Monday, Sep. 22, 1930

Britons at Bristol

Meeting at Bristol last week, pedagogs in Section L of the British Association for the Advancement of Science (see p., 36) delivered themselves of their newest thoughts about the British educational system, among them these:

Part-Time v. Full-Time. Said Lord Eustace Percy, president of the section, president of the British Board of Education (1924-29), stanch supporter of the League of Nations:

"At present our attitude toward higher education is vitiated by three unhealthy influences. The first is the superstitious reverence for full-time schooling which we owe to an hereditary governing class. . . . The second unhealthy influence is a corollary of this superstition: the assumption that all education must take the form of a continuous school and university life, that if a boy leaves school he abandons definitely all hope of pursuing any connected course of education. . .
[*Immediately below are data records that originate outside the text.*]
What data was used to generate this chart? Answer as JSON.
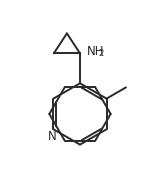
{
  "background_color": "#ffffff",
  "line_color": "#2a2a2a",
  "line_width": 1.4,
  "text_color": "#2a2a2a",
  "xlim": [
    0,
    10
  ],
  "ylim": [
    0,
    12
  ],
  "figsize": [
    1.51,
    1.83
  ],
  "dpi": 100,
  "n_label": "N",
  "nh2_label": "NH",
  "nh2_sub": "2",
  "font_size_label": 8.5,
  "font_size_sub": 6.0
}
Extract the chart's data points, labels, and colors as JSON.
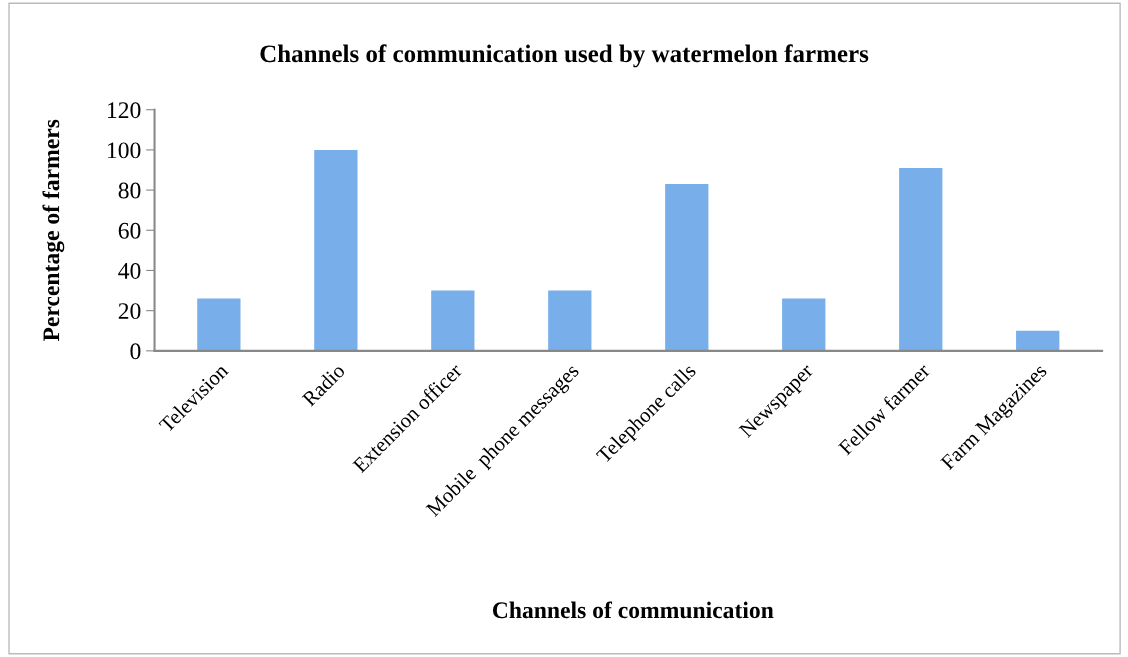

"The third unhealthy influence, to which we are particularly exposed at the present moment, is the unnatural connection between the ideal of popular education and the idea of statutory compulsion.

"In my view, therefore, our first aim in higher education should be to develop part-time education in technical schools and continuation classes for all children over the age of 14. The adequate development of part-time technical education is of first, importance because, if American experience is any guide, many pupils in the full-time schools will in the future have to combine their mental training with a considerable amount of practice in the machine shop, and this they will only be able to do if they have at their disposal technical colleges equipped to receive them for a certain number of hours a week along with pupils attending part-time classes."

Commercial Schools. Principal William Henderson Pringle of the City of Birmingham Commercial College thought that British commercial education could best be served by establishing half a dozen schools in strategic English towns. Paid for by the government, the colleges could specialize in teaching business methods of those industries which were prominent in the different areas.

Spare the Child. W. E. Blatz of Toronto thought that "very few parents knew how to bring up children. . . . The rule of 'Spare the Rod & Spoil the Child' is the most diabolical ever introduced into child training. The reverse should be the case. Parents should be seen and not heard." Governesses, he observed, "were the worst things on earth."